Nearly one year after the launch of The Consumer Goods Forum’s Forest Positive Coalition of Action, we can look back on several accomplishments with pride — from transparency reporting to stakeholder engagement, our members have been working incredibly hard to advance our Theory of Change, Commodity Roadmaps and Coalition-wide Actions.

None of our efforts would be successful, however, without the strong sense of community we are building within our Coalition. With shared goals, values and objectives, acting as part of a collective can be a huge lever for change. The CGF’s new Coalitions of Action allow retailers and manufacturers who are ready to take bold, accelerated action on their sustainability objectives to come together in a ground-breaking form, together using their collective voices for good. Though we are all competitors, we understand the importance of acting quickly and at scale for the planet and people — and the Coalitions help us do so, all the while respecting important yet complex antitrust laws.
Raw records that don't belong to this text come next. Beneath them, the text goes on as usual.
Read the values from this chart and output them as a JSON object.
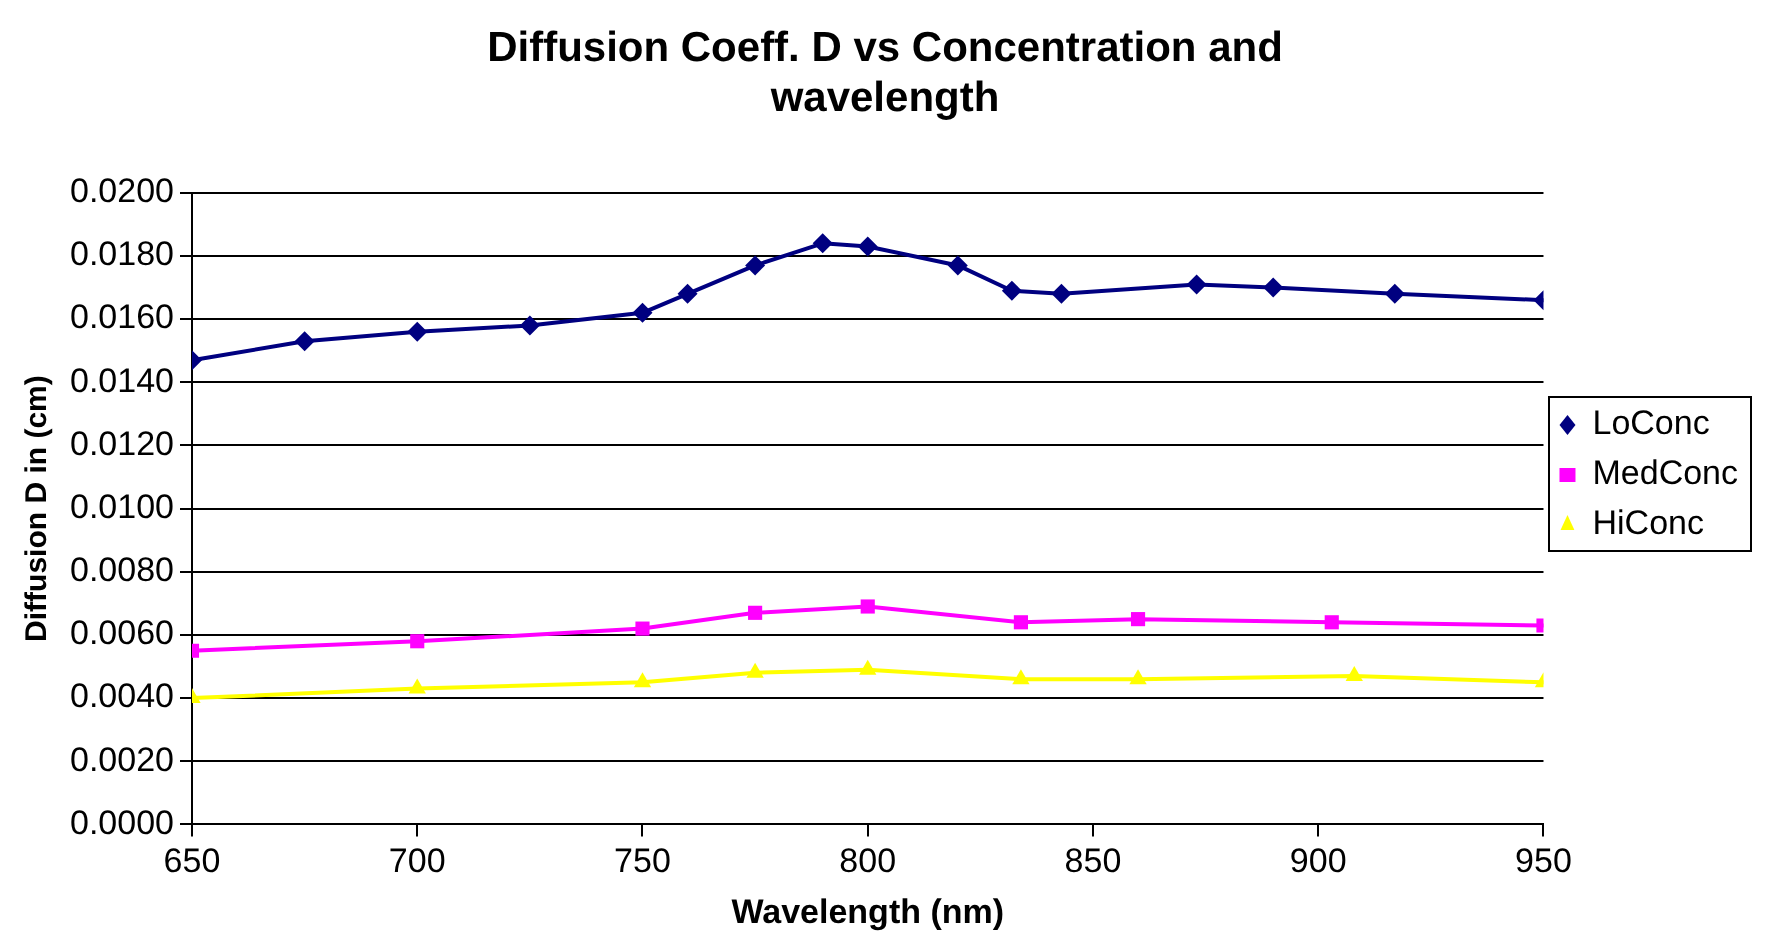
{
  "chart_data": {
    "type": "line",
    "title": "Diffusion Coeff. D vs Concentration and wavelength",
    "xlabel": "Wavelength (nm)",
    "ylabel": "Diffusion D in (cm)",
    "xlim": [
      650,
      950
    ],
    "xticks": [
      650,
      700,
      750,
      800,
      850,
      900,
      950
    ],
    "ylim": [
      0,
      0.02
    ],
    "yticks": [
      {
        "value": 0,
        "label": "0.0000"
      },
      {
        "value": 0.002,
        "label": "0.0020"
      },
      {
        "value": 0.004,
        "label": "0.0040"
      },
      {
        "value": 0.006,
        "label": "0.0060"
      },
      {
        "value": 0.008,
        "label": "0.0080"
      },
      {
        "value": 0.01,
        "label": "0.0100"
      },
      {
        "value": 0.012,
        "label": "0.0120"
      },
      {
        "value": 0.014,
        "label": "0.0140"
      },
      {
        "value": 0.016,
        "label": "0.0160"
      },
      {
        "value": 0.018,
        "label": "0.0180"
      },
      {
        "value": 0.02,
        "label": "0.0200"
      }
    ],
    "grid": "y",
    "legend": "right",
    "series": [
      {
        "name": "LoConc",
        "color": "#000080",
        "marker": "diamond",
        "x": [
          650,
          675,
          700,
          725,
          750,
          760,
          775,
          790,
          800,
          820,
          832,
          843,
          873,
          890,
          917,
          950
        ],
        "values": [
          0.0147,
          0.0153,
          0.0156,
          0.0158,
          0.0162,
          0.0168,
          0.0177,
          0.0184,
          0.0183,
          0.0177,
          0.0169,
          0.0168,
          0.0171,
          0.017,
          0.0168,
          0.0166
        ]
      },
      {
        "name": "MedConc",
        "color": "#ff00ff",
        "marker": "square",
        "x": [
          650,
          700,
          750,
          775,
          800,
          834,
          860,
          903,
          950
        ],
        "values": [
          0.0055,
          0.0058,
          0.0062,
          0.0067,
          0.0069,
          0.0064,
          0.0065,
          0.0064,
          0.0063
        ]
      },
      {
        "name": "HiConc",
        "color": "#ffff00",
        "marker": "triangle",
        "x": [
          650,
          700,
          750,
          775,
          800,
          834,
          860,
          908,
          950
        ],
        "values": [
          0.004,
          0.0043,
          0.0045,
          0.0048,
          0.0049,
          0.0046,
          0.0046,
          0.0047,
          0.0045
        ]
      }
    ]
  }
}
Compared to the CGF’s previous approach to tackling commodity-driven deforestation, we find ourselves creating strategies for groundbreaking and ambitious collective action, which we can then support with actions from our own individual companies. As a result, our strength as a Coalition comes from the strength of our members, and it is interesting to reflect on what collaboration has actually meant in practice during our Coalition’s first year of action.

In our work around palm oil, we’ve seen from our efforts to build our Roadmap, engage monitoring and response platforms, consult with stakeholders, and align ourselves as Coalition members, that successful collective action is built on three principles: communication, connection, and empathy.
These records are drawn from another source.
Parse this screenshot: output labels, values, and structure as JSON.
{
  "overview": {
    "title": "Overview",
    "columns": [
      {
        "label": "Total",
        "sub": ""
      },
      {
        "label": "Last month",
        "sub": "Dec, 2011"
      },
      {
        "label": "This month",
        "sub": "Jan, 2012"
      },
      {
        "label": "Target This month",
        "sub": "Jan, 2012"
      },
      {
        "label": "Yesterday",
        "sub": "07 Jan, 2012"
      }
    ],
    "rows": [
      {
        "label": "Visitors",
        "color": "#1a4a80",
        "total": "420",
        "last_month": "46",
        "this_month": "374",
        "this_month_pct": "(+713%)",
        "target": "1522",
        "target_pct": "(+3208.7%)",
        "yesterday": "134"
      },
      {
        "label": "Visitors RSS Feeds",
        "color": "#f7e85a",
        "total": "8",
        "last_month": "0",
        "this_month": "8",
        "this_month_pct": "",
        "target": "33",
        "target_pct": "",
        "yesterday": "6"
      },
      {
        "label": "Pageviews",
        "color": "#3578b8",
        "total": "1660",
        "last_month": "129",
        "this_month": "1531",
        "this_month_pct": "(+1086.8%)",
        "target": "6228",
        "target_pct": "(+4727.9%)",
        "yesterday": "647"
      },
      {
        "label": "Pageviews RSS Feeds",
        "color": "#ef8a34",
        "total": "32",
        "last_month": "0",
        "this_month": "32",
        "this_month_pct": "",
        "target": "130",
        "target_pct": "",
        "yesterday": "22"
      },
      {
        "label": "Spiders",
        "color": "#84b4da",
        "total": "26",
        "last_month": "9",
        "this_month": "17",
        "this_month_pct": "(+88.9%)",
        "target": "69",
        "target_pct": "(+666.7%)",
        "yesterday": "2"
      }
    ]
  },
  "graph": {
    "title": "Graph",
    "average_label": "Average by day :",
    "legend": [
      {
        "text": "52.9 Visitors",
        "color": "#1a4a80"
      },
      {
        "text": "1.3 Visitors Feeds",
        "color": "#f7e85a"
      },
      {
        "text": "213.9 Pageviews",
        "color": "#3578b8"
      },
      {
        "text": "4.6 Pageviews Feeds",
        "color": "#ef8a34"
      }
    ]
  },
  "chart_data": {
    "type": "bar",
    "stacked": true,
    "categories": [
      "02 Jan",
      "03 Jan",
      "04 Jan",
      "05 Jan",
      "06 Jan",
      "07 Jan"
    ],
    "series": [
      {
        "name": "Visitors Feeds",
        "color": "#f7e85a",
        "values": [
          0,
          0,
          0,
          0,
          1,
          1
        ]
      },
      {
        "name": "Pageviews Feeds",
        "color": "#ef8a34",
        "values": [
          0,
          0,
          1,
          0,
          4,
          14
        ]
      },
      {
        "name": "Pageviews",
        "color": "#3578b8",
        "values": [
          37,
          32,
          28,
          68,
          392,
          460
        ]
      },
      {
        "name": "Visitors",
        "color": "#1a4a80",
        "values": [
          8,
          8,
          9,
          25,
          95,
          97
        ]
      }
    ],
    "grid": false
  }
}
The Coalition challenges us to become better communicators by requiring us to express, both to ourselves, our Coalition peers and our internal colleagues, the findings, questions and concerns we may have about deforestation and how we can actually make a valuable impact. These conversations help bring our awareness of deforestation issues to a whole new level, as we are often asked to work with new ideas, clarify difficult concepts, and hear different viewpoints than our own.

We can therefore build connection by understanding that this experience is one of shared learning; all of the Coalition members are at different stages of their forest positive journeys, and there are lessons to be learned from everyone’s successes and challenges. Driving alignment between these different stages can be a difficult task, but finding connection within each other’s different approaches often allows us to take bigger, bolder steps towards a forest positive palm oil sector.

Finally, by internalising this knowledge that we are all learning and, for many of us, working on strategies that are new to our individual companies’ deforestation policies, we come to realise that this is a Coalition of companies that are, at their core, founded on the passion and efforts of sustainability leaders, procurement professionals, and engagement experts. Working face-to-face (virtually thus far!) with each other and our stakeholders is a humbling experience illustrating how not only our individual companies have the power to drive positive change, but we as individuals working within these companies have that power as well.

We believe that our Coalition is only as strong as every member — and we grow even stronger when we support and help each other. Collective action and community are at the core of our work around palm oil, but also at the heart of our Coalition’s goal, for we know forest positive outcomes have to be people positive as well. We’re proud of our Coalition’s ambitions around collaboration and the progress we’ve made so far — and we believe that with our Coalition of the Ambitious, we can continue to take that progress even further.